Ash-Wednesday (2001)
Hanna Kinnunen, flute, Tiina Karakorpi, piano (live)
Six Meditations after T.S. Eliot
flute/alto flute and piano
18 min.
- I do not hope to turn again
- The Garden where all love ends
- At the first turning of the second stair
- Through a bright cloud of tears
- Against the word the unstilled world still whirled
- The dreamcrossed twilight between birth and dying
Ever since my first reading of T.S. Eliot’s Ash-Wednesday late in 1998, I had found it attractive and very moving, but without quite knowing why. Certainly, I was drawn to Eliot’s use of musical imagery, but I also knew that the poem had had a deep spiritual impact on me, the significance of which would only become apparent over time. It was not until my own questions about the world had led me to the study of Zen Buddhism that I felt I finally understood Eliot’s words. The request from the flute-piano duo ‘Essence’ for a new recital piece also spurred the creation of this work, as the flute is a prominent image in the poem.

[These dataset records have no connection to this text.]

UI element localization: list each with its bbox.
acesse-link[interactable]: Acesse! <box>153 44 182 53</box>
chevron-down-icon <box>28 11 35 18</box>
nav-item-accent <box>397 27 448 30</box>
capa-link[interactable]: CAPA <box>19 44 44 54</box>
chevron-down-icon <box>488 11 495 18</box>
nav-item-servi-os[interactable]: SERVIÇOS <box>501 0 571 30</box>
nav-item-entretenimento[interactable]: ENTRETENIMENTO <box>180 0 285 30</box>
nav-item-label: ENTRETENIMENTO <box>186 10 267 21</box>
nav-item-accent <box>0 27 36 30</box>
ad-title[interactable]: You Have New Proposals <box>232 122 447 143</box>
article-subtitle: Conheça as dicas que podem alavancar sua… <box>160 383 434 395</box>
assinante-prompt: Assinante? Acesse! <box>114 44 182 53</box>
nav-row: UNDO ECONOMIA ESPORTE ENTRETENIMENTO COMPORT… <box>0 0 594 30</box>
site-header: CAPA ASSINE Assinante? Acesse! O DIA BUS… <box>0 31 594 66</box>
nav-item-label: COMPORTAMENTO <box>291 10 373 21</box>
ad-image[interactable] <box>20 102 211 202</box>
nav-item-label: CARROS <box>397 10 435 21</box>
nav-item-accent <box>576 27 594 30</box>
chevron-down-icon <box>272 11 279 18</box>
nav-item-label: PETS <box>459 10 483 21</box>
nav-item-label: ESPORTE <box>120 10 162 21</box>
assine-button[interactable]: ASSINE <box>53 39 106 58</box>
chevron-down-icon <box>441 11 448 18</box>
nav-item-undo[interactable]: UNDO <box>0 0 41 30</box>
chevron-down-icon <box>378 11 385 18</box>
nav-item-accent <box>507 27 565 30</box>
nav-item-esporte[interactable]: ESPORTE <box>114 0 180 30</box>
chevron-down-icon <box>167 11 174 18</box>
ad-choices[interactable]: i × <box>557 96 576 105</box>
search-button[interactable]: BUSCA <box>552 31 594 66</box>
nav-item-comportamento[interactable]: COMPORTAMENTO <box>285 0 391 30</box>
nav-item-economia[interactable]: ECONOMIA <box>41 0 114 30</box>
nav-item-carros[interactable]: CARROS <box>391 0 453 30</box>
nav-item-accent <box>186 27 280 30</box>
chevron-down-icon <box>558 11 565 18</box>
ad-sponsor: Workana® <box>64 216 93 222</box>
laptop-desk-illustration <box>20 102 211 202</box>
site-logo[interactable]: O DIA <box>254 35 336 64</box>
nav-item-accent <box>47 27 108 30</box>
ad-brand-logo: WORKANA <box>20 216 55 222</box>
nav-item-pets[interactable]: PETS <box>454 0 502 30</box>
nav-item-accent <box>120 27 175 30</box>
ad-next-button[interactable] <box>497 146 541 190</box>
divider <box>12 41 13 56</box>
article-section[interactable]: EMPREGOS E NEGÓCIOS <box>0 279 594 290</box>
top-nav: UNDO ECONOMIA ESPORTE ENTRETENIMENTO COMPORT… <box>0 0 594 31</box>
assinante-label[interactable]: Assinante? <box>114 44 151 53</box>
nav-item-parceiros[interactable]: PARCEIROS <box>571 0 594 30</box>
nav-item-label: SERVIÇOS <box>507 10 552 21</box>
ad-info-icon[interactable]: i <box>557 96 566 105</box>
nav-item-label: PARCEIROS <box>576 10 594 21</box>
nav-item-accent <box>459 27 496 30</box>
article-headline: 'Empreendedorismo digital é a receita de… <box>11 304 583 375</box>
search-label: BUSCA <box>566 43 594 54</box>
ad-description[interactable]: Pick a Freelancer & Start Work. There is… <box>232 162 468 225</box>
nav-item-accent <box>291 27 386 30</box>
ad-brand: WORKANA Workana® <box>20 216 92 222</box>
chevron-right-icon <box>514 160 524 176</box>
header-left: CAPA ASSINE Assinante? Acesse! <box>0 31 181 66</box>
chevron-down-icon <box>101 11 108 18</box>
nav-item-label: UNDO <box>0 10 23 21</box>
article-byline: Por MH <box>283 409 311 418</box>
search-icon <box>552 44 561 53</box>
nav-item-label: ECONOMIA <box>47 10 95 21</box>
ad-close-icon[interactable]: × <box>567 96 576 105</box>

Although Eliot’s point of departure had been the Christian liturgy, I heard at the core of Ash-Wednesday a fundamentally Eastern perspective: the desire to put aside all thoughts of personal aggrandizement, to shed the passions of the corporeal world, to exist neither in hope nor despair, but to ultimately dissolve the self into the ever-fluid present, the now where all things are one. This impassioned prayer became my own as I wrote the music, not attempting to musically translate the narrative of each of the six sections of the poem, but only to capture their general atmosphere. Although the six movements are based on the same ideas, the character of each is vastly different: now ritualistic, now tender, malevolent, innocent, cold or distant, the individual parts are cumulative steps in the journey to a state where experience has no quality, but only is.